Unravelling the Effect of Alkali Metal Deposition on Co3O4 for Catalytic Decomposition of N2O

Abstract In this paper, the effect of alkali metal deposition on the activity of x‐Co 3 O 4 (x=Na, K, Rb, Cs) catalysts for the N 2 O catalytic decomposition was systematically explored by DFT calculation and various experimental characterization methods. The results demonstrated that the deposition of alkali metal Na improved the activity of the Na‐Co 3 O 4 catalyst for N 2 O catalytic decomposition at low temperatures. By contrast, the deposition of other alkali metals (K, Rb and Cs) suppressed the catalytic decomposition of N 2 O perceptibly. Analysis of the results of XRD, FT‐IR, SEM, TEM, XPS, O 2 ‐TPD and H 2 ‐TPR characterization of x‐Co 3 O 4 catalysts showed that the deposition of alkali metals did not affect the morphology and structure of the catalysts. However, it affected the chemical environment around the Co ion in the x‐Co 3 O 4 catalyst, where the deposition of alkali metal Na not only facilitated the reduction of Co 3+ to Co 2+ , but also promoted the surface decomposition step of N 2 O (i. e., the oxidation of Co 2+ to Co 3+ by giving electrons) at low temperatures, indicating that alkali metal Na improved the electron donating capability of the catalyst active center and enhanced the performance of the Na‐Co 3 O 4 catalyst for the DCD of N 2 O at low temperatures.

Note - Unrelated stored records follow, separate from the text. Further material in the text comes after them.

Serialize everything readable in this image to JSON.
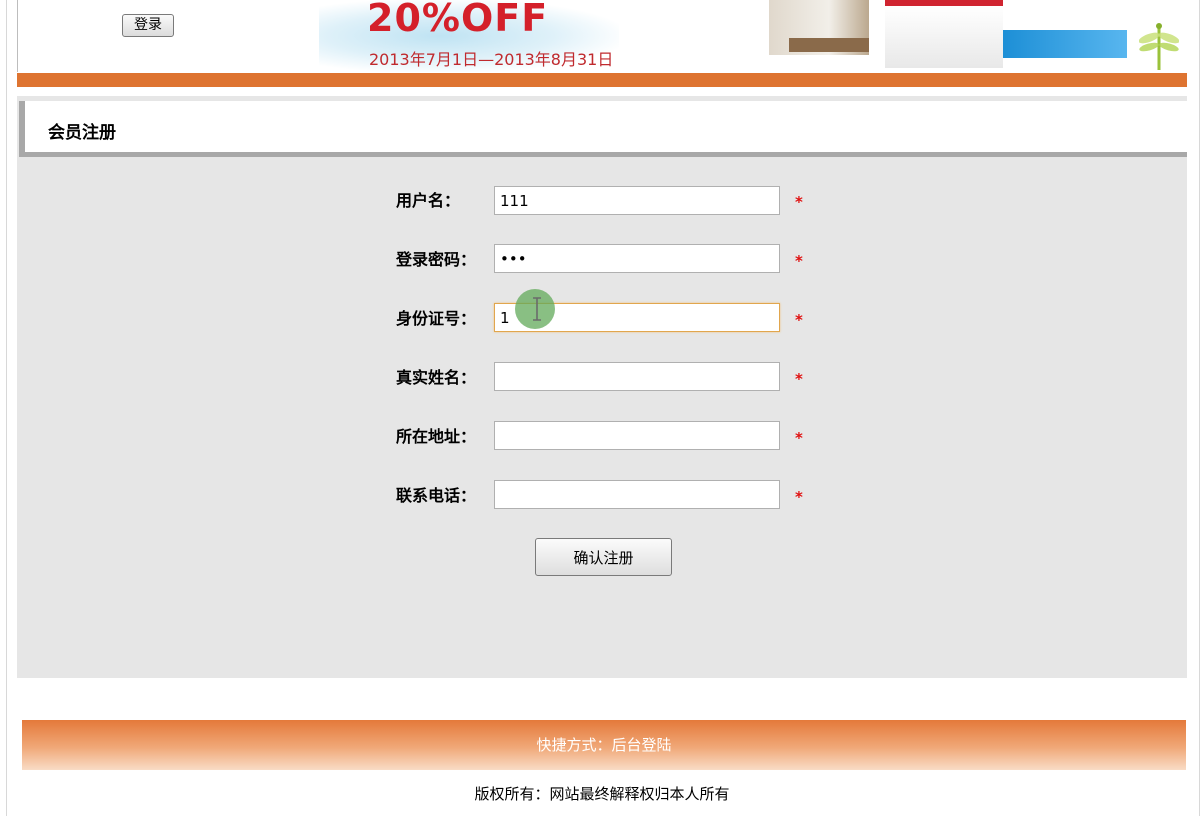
{
  "header": {
    "login_button": "登录",
    "banner": {
      "sale_text": "20%OFF",
      "date_text": "2013年7月1日—2013年8月31日"
    }
  },
  "section": {
    "title": "会员注册"
  },
  "form": {
    "username": {
      "label": "用户名：",
      "value": "111"
    },
    "password": {
      "label": "登录密码：",
      "value": "111"
    },
    "id_number": {
      "label": "身份证号：",
      "value": "1"
    },
    "real_name": {
      "label": "真实姓名：",
      "value": ""
    },
    "address": {
      "label": "所在地址：",
      "value": ""
    },
    "phone": {
      "label": "联系电话：",
      "value": ""
    },
    "required_mark": "*",
    "submit_label": "确认注册"
  },
  "footer": {
    "links_text": "快捷方式：后台登陆",
    "copyright": "版权所有：网站最终解释权归本人所有"
  },
  "colors": {
    "accent_orange": "#de7431",
    "required_red": "#e01010",
    "panel_gray": "#e6e6e6"
  }
}
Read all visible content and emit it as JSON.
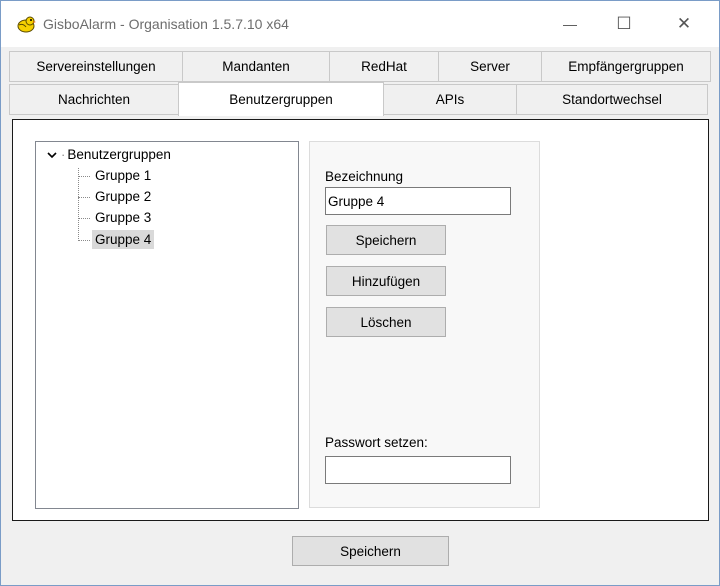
{
  "window": {
    "title": "GisboAlarm - Organisation 1.5.7.10 x64",
    "minimize_glyph": "—",
    "maximize_glyph": "☐",
    "close_glyph": "✕"
  },
  "tabs": {
    "row1": [
      "Servereinstellungen",
      "Mandanten",
      "RedHat",
      "Server",
      "Empfängergruppen"
    ],
    "row2": [
      "Nachrichten",
      "Benutzergruppen",
      "APIs",
      "Standortwechsel"
    ],
    "active": "Benutzergruppen"
  },
  "tree": {
    "root_label": "Benutzergruppen",
    "items": [
      "Gruppe 1",
      "Gruppe 2",
      "Gruppe 3",
      "Gruppe 4"
    ],
    "selected": "Gruppe 4"
  },
  "form": {
    "bezeichnung_label": "Bezeichnung",
    "bezeichnung_value": "Gruppe 4",
    "speichern_label": "Speichern",
    "hinzufuegen_label": "Hinzufügen",
    "loeschen_label": "Löschen",
    "passwort_label": "Passwort setzen:",
    "passwort_value": ""
  },
  "footer": {
    "speichern_label": "Speichern"
  },
  "icons": {
    "app": "bird-app-icon",
    "expand": "chevron-down-icon"
  },
  "colors": {
    "selection": "#d9d9d9",
    "button_bg": "#e1e1e1",
    "panel_border": "#1a1a1a"
  }
}
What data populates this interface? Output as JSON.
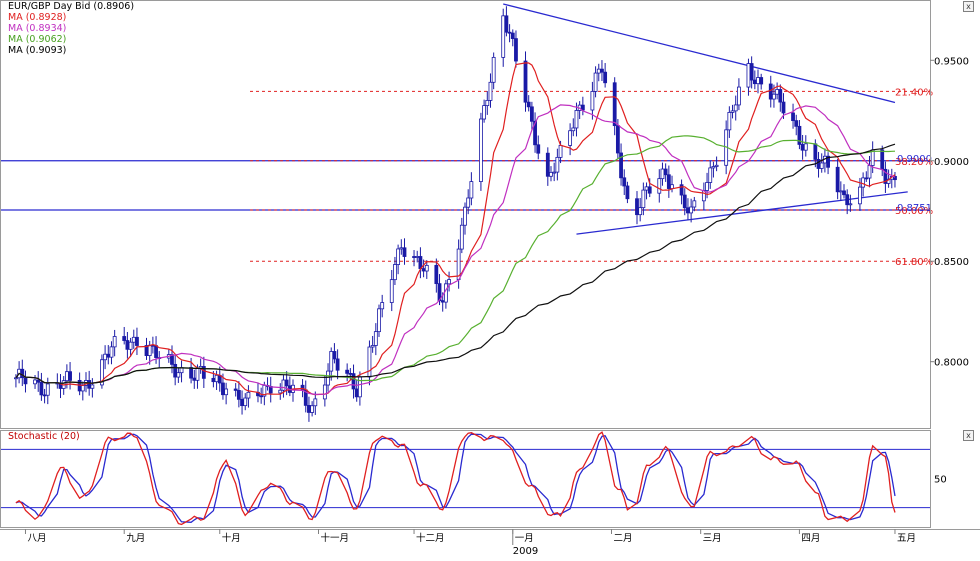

The deposition of other alkali metals did not show the same results as that of alkali metal Na, indicating that the promotion of different alkali metals was different and would directly affect the catalytic effect. At low temperatures, the catalytic activity of catalysts deposited with the alkali metal Na was greater than that of catalysts deposited with other alkali metals.